You made me laugh with that image of someone spilling a “like” on your pant leg. 🙂
It’s certainly a disease that comes with a lot of happyness…in my own little world at least…I have to differ with you on the German word “Sitten”. The noun means manners/conventions and the verb “to sit” is “sitzen”. And all is proof that I just spend waaaaaay to much time on the internet….while sitting on my couch 😉
Certainly the disease brings a degree of happiness.
As to the etymology of the English word “sit,” according to the Oxford English Dictionary, our word “sit” is related to the Middle Low German and Low German “sitten.” The same spelling is found in Middle Dutch. I haven’t studied German, but It seems that in modern German, “sitzen” is used in the future and conditional tenses.
I find etymology fascinating (probably like you) and in no way wanted to indicate that either you or the Oxford English Dictionary has it wrong.
My grandma still speaks Low German and I always loved hearing it because its similarities to English are so fascinating. It’s a dialect that is dying out, neither my mum nor me can speak it.
Admittedly the dialect varies depending on what township you live in, but I’ve never heard her saying “sitten” in the meaning of sitting. Mind you, I completely accept just because I haven’t heard her saying it could still exist! I will ask her in my next letter to her and shall report on her reply.
It would be interesting to hear if it is still used. Languages are never static, and word usage and spelling change over time. The first few entries for our English word “sit” include various forms: “sittende, satt, sitten, seten.” So, it may be necessary to dig into the history of Low German.
The only thing I could find online was the etymology of the German word “sitzen.” The entry states says it derived from the Old High German sizzen, originally *sitten. You can find it here: http://en.wiktionary.org/wiki/sitzen
I’m glad you brought this up.
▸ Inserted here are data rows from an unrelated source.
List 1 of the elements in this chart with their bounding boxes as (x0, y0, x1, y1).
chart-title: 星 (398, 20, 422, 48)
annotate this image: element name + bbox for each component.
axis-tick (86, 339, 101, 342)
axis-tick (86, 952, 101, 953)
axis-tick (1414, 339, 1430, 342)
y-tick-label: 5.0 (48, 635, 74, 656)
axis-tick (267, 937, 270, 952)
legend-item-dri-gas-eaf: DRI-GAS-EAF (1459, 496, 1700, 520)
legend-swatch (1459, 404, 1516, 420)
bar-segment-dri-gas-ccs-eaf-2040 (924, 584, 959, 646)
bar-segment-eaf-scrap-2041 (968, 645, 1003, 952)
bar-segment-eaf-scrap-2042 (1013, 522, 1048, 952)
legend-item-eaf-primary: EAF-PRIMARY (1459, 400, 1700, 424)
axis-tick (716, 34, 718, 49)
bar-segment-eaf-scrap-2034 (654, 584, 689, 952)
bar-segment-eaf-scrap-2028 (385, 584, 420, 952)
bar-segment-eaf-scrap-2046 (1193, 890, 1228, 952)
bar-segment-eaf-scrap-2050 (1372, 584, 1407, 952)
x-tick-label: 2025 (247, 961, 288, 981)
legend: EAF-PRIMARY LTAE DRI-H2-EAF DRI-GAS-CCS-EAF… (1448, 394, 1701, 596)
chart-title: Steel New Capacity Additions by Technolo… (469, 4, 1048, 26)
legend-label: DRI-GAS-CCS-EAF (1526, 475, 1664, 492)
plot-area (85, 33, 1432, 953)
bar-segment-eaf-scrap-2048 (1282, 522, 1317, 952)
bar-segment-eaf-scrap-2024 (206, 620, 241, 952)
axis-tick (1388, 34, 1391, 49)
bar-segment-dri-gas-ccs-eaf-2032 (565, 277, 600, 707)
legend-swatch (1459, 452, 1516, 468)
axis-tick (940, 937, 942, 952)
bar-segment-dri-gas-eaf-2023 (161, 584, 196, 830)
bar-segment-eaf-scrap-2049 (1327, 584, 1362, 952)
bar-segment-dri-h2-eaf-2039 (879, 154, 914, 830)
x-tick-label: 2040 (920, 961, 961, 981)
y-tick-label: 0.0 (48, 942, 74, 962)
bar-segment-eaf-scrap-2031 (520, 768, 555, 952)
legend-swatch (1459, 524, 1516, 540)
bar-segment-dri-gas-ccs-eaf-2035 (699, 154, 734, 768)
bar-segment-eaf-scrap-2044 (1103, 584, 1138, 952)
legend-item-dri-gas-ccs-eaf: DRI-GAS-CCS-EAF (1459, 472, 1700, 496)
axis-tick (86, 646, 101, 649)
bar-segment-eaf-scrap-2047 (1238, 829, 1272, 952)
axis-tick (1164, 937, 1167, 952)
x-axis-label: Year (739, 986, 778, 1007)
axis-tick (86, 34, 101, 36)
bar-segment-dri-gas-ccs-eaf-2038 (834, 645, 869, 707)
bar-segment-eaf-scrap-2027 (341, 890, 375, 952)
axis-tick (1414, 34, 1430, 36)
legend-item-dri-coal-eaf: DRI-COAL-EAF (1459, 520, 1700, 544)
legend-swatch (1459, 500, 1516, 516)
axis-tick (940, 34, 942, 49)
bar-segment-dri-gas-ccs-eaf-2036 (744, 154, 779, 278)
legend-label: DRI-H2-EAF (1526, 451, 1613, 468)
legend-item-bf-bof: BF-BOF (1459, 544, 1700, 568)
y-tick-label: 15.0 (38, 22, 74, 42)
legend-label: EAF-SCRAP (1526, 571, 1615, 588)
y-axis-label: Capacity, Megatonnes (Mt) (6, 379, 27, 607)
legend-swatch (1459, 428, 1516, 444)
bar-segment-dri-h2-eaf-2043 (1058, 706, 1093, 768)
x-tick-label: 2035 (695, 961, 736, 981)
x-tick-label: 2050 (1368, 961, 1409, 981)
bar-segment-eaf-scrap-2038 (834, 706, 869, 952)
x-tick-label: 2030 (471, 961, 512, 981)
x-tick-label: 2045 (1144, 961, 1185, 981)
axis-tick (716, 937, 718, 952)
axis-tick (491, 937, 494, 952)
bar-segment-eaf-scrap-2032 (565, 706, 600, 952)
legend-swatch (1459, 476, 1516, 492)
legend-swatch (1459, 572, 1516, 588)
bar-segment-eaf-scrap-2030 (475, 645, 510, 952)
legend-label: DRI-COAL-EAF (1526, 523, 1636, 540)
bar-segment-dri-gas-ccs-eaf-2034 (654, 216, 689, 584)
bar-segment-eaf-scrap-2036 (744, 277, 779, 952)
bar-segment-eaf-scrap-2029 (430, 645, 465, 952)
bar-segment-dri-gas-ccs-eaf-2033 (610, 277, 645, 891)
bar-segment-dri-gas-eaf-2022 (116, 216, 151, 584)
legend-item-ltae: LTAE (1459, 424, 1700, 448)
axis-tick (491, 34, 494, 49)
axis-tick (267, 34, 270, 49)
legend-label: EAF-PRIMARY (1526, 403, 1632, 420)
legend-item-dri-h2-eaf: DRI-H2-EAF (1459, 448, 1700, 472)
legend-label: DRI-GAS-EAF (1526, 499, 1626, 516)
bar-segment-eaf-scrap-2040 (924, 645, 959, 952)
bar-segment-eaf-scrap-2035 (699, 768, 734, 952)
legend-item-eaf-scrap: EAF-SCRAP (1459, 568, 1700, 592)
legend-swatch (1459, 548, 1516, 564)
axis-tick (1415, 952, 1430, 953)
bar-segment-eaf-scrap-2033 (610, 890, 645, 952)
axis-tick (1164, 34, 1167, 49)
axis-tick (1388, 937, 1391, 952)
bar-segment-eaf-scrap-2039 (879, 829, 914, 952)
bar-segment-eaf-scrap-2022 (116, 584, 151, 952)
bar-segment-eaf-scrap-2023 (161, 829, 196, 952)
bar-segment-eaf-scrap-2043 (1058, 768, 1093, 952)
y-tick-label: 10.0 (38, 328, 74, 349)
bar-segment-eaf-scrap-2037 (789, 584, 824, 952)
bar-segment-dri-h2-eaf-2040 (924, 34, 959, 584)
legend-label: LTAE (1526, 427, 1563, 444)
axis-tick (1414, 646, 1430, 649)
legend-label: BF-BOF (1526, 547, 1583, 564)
It sparked some interest in looking closer at some of our Germanic roots.
Excellent explication, as ever! I will confess that the visual image of today’s post is more than a tiny bit scary to this sufferer from Mad Potato Disease, as I just got my bone density test results and they’re not as perfect as I’d like–not terrible, but if I continue with this addiction to blogging, well, the writing on the wall will also become clearer. Sigh.
I suffer from the same problem and should be jogging instead of blogging.